…As Macron and Merkel join forces on EU COVID-19 response***
The alliance of countries that have responded to Australia’s call to launch an independent investigation into what had caused the COVID-19 pandemic has grown to 116, Australian Foreign Minister Marise Payne said on Monday.
Payne first called for a global investigation into the pandemic’s onset late in April, after Australian Interior Minister Peter Dutton urged China to release information about the novel coronavirus.
“I think what it illustrates is a broad view that given the experience of COVID-19 – more than 300,000 deaths, millions of millions of people around the world losing their jobs, including here.
“The job lose is the impact on economies from one corner of the globe to the other – that there is a strong view that it is appropriate to engage in a review of what has happened in the pandemic.
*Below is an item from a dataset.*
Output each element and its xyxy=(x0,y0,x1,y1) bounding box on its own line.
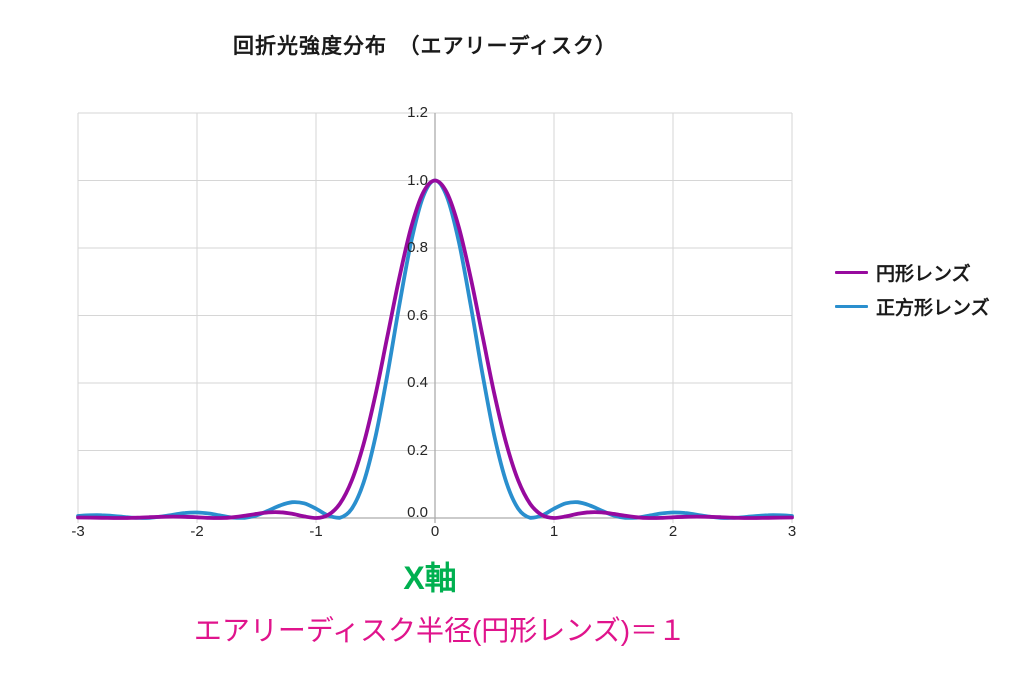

“The impact it has had, to ensure that we learn those lessons so that it does not happen again,” Payne said at a news conference.
In particular, a group of 54 African countries has joined the motion which has already been backed by 62 countries, including the EU member states, the UK, Russia, Japan, India, Indonesia, and Canada, among others.
Payne said a discussion into the matter would continue at the virtual World Health Assembly meeting, scheduled to take place later on Monday.
China first informed the World Health Organisation about an outbreak of an unknown disease in Wuhan, the capital city of its central Hubei province, in late December.
The pathogen was soon confirmed to be a novel strain of coronavirus with a human to human transmission, and the disease that it causes was officially named COVID-19.
On March 11, the WHO declared COVID-19 a pandemic.
In a related development, the German Chancellor, Angela Merkel and French President Emmanuel Macron are to launch a joint initiative for a European response to Covid-19 later on Monday, the Elysee Palace has said.
The Elysee did not give any further details about the nature of the initiative, but France and Germany have so far taken sharply different views on a potential European recovery plan.
France, Spain and Italy have been pushing for a major fund to provide grants and loans to restart the economies of the bloc’s worst-hit countries – with Italy and Spain those that have suffered most.
Germany and the Netherlands have been more skeptical.
Merkel and Macron would be holding talks by videoconference at 3:30 pm (1330 GMT) followed by a joint press conference at 5 pm, the Elysee said.
The European Commission currently has the task of drawing up a compromise that can garner the consent of all 27 EU member states, set to be made public next Wednesday.
The full details are not yet known, but commission President Ursula von der Leyen has made clear it will be anchored within the next long-term EU budget, starting 2021.
The package is to be worth considerably larger than a 320-billion-euro (346 billion dollars) figure that circulated in recent days, according to a commission official familiar with the talks, and involves a large proportion of grants.
EU officials have previously spoken of an instrument worth at least 1 trillion euros.
EU countries already agreed on a half-trillion package of short-term crisis loan instruments.
The first credit lines worth 240 billion euros from the eurozone bailout went live on Friday.